Les photographies reflètent la reconnaissance par toutes les personnes impliquées du fait que les survivants représentés sur les photos sont tous proches de la fin de leur vie. Nombre de ses sujets ont choisi d’inclure leurs enfants, petits-enfants ou arrière-petits-enfants dans leurs portraits, et le photographe a délibérément conclu le livre avec un portrait d’Irving Roth, éducateur de longue date sur la Shoah, avec son arrière-petite-fille Addie, âgée de 3 ans, assise sur ses genoux. Dans le texte, Roth fait des remarques sur les origines de son nom hébraïque, Shmuel Meïr, qui lui vient de son arrière-grand-père, et imagine ce que sera la vie d’Addie lorsqu’elle aura 103 ans, et ce dont elle se souviendra de lui.
Roth est décédé en février 2021, à l’âge de 91 ans.
« Ces histoires ne se terminent pas en 1945 », a déclaré Van Sise. « Ces personnes ont vécu pendant 77 ans depuis lors et ont fait beaucoup de choses de ces années. Et cela vaut la peine d’être exploré, car c’est la partie sur laquelle ils ont le contrôle. »
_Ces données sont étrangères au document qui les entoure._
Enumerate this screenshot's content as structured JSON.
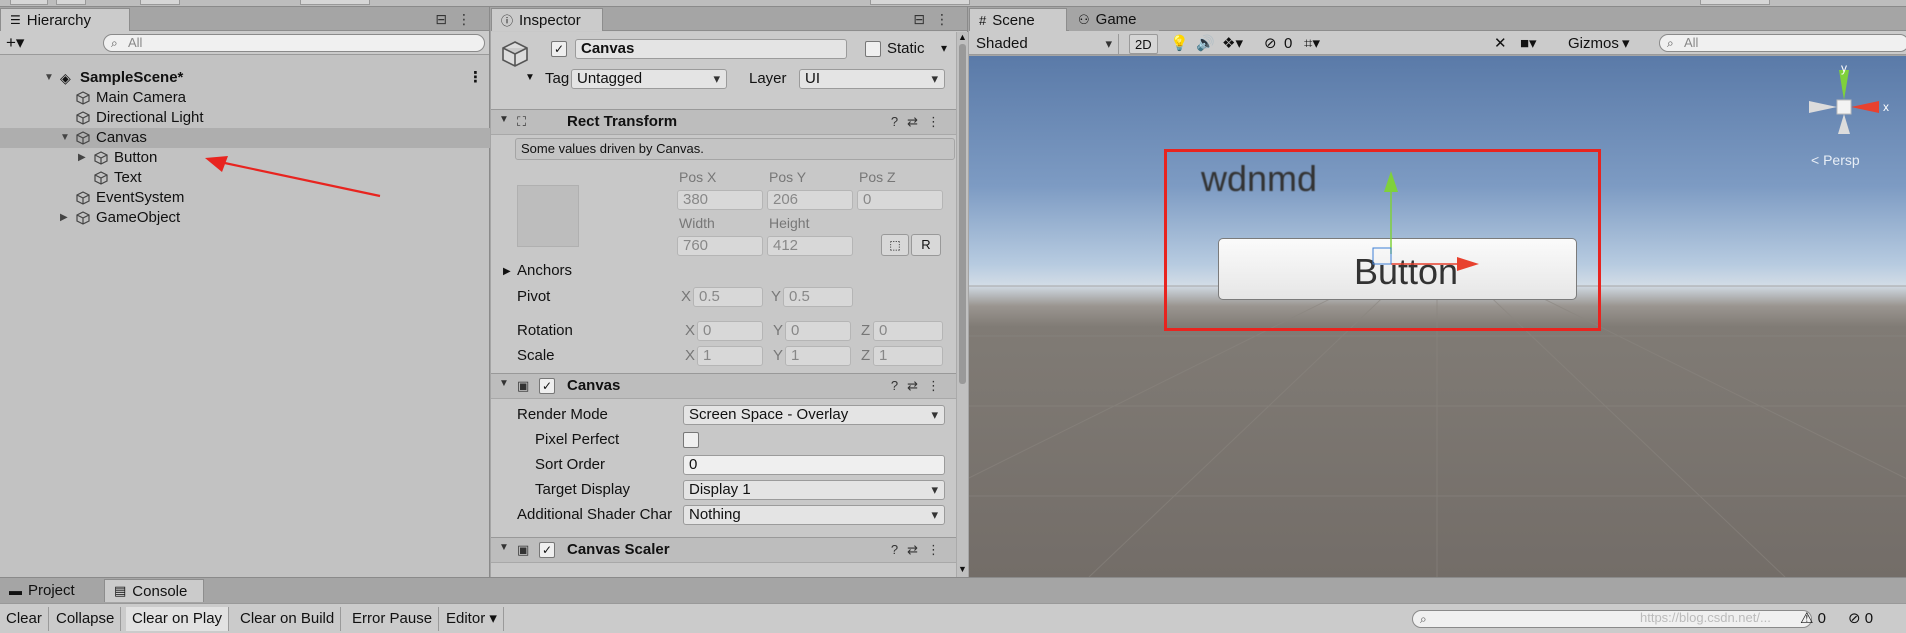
{
  "hierarchy": {
    "tab_label": "Hierarchy",
    "add_label": "+▾",
    "search_placeholder": "All",
    "items": [
      {
        "label": "SampleScene*",
        "bold": true
      },
      {
        "label": "Main Camera"
      },
      {
        "label": "Directional Light"
      },
      {
        "label": "Canvas"
      },
      {
        "label": "Button"
      },
      {
        "label": "Text"
      },
      {
        "label": "EventSystem"
      },
      {
        "label": "GameObject"
      }
    ]
  },
  "inspector": {
    "tab_label": "Inspector",
    "object_name": "Canvas",
    "static_label": "Static",
    "tag_label": "Tag",
    "tag_value": "Untagged",
    "layer_label": "Layer",
    "layer_value": "UI",
    "rect_transform": {
      "title": "Rect Transform",
      "note": "Some values driven by Canvas.",
      "posx_label": "Pos X",
      "posx": "380",
      "posy_label": "Pos Y",
      "posy": "206",
      "posz_label": "Pos Z",
      "posz": "0",
      "width_label": "Width",
      "width": "760",
      "height_label": "Height",
      "height": "412",
      "r_button": "R",
      "anchors_label": "Anchors",
      "pivot_label": "Pivot",
      "pivot_x": "0.5",
      "pivot_y": "0.5",
      "rotation_label": "Rotation",
      "rot_x": "0",
      "rot_y": "0",
      "rot_z": "0",
      "scale_label": "Scale",
      "scale_x": "1",
      "scale_y": "1",
      "scale_z": "1",
      "x": "X",
      "y": "Y",
      "z": "Z"
    },
    "canvas": {
      "title": "Canvas",
      "render_mode_label": "Render Mode",
      "render_mode": "Screen Space - Overlay",
      "pixel_perfect_label": "Pixel Perfect",
      "sort_order_label": "Sort Order",
      "sort_order": "0",
      "target_display_label": "Target Display",
      "target_display": "Display 1",
      "shader_label": "Additional Shader Char",
      "shader_value": "Nothing"
    },
    "canvas_scaler": {
      "title": "Canvas Scaler"
    }
  },
  "scene": {
    "scene_tab": "Scene",
    "game_tab": "Game",
    "shading": "Shaded",
    "mode_2d": "2D",
    "hidden_count": "0",
    "gizmos": "Gizmos",
    "search_placeholder": "All",
    "persp_label": "< Persp",
    "axis_x": "x",
    "axis_y": "y",
    "ui_text": "wdnmd",
    "ui_button": "Button"
  },
  "console": {
    "project_tab": "Project",
    "console_tab": "Console",
    "buttons": [
      "Clear",
      "Collapse",
      "Clear on Play",
      "Clear on Build",
      "Error Pause",
      "Editor ▾"
    ],
    "count_a": "0",
    "count_b": "0",
    "watermark": "https://blog.csdn.net/..."
  },
  "colors": {
    "annotation_red": "#e8241f",
    "selection": "#aeaeae",
    "gizmo_green": "#7fd13b",
    "gizmo_red": "#e8412e"
  }
}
Réfléchissant aux différents styles de portraits de survivants de la Shoah lors d’une discussion au musée de l’héritage juif, qui a accueilli les portraits de Van Sise, le photographe allemand Martin Schoeller a fait remarquer sa propre préférence pour les images de visages plus âgés.
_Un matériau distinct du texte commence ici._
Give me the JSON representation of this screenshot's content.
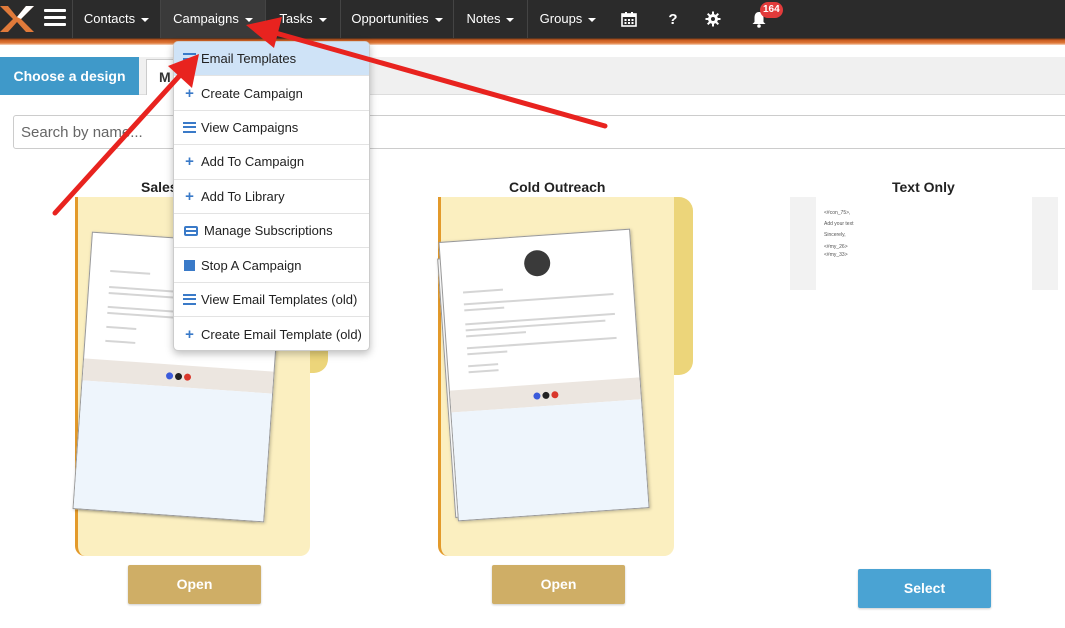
{
  "nav": {
    "items": [
      {
        "label": "Contacts"
      },
      {
        "label": "Campaigns"
      },
      {
        "label": "Tasks"
      },
      {
        "label": "Opportunities"
      },
      {
        "label": "Notes"
      },
      {
        "label": "Groups"
      }
    ],
    "icons": [
      "calendar-icon",
      "help-icon",
      "gear-icon",
      "bell-icon"
    ],
    "notification_count": "164"
  },
  "tabs": {
    "active": "Choose a design",
    "second": "M"
  },
  "search": {
    "placeholder": "Search by name..."
  },
  "cards": [
    {
      "title": "Sales",
      "button": "Open"
    },
    {
      "title": "Cold Outreach",
      "button": "Open"
    },
    {
      "title": "Text Only",
      "button": "Select"
    }
  ],
  "text_only_preview": {
    "lines": [
      "<#con_75>,",
      "Add your text",
      "Sincerely,",
      "<#my_26>",
      "<#my_33>"
    ]
  },
  "dropdown": {
    "items": [
      {
        "label": "Email Templates",
        "icon": "list-icon"
      },
      {
        "label": "Create Campaign",
        "icon": "plus-icon"
      },
      {
        "label": "View Campaigns",
        "icon": "list-icon"
      },
      {
        "label": "Add To Campaign",
        "icon": "plus-icon"
      },
      {
        "label": "Add To Library",
        "icon": "plus-icon"
      },
      {
        "label": "Manage Subscriptions",
        "icon": "card-icon"
      },
      {
        "label": "Stop A Campaign",
        "icon": "stop-icon"
      },
      {
        "label": "View Email Templates (old)",
        "icon": "list-icon"
      },
      {
        "label": "Create Email Template (old)",
        "icon": "plus-icon"
      }
    ]
  },
  "colors": {
    "topbar": "#2b2b2b",
    "accent_orange": "#e07a3a",
    "tab_blue": "#3f99c9",
    "open_button": "#cfae66",
    "select_button": "#4aa3d3",
    "annotation_arrow": "#e8231f"
  }
}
« Ils ont énormément de vie en eux. Vous voyez les rides et vous sentez qu’il y a plus à découvrir sur le visage, sur un vieux visage. On a donc presque l’impression qu’ils racontent l’histoire de la souffrance de la Shoah de manière plus visuelle, parce que ce sont des visages plus âgés », a déclaré Schoeller.
« Mais cela fait 75 ans que la guerre est terminée », a-t-il ajouté. Ces personnes ont donc vécu 75 ans. Dire ‘maintenant, je vois l’horreur sur le visage de ce vieil homme’, c’est un peu comme dire ‘je ne sais pas si c’est vraiment vrai’. »
« Je laisse le soin aux personnes qui regardent les photos de le faire. »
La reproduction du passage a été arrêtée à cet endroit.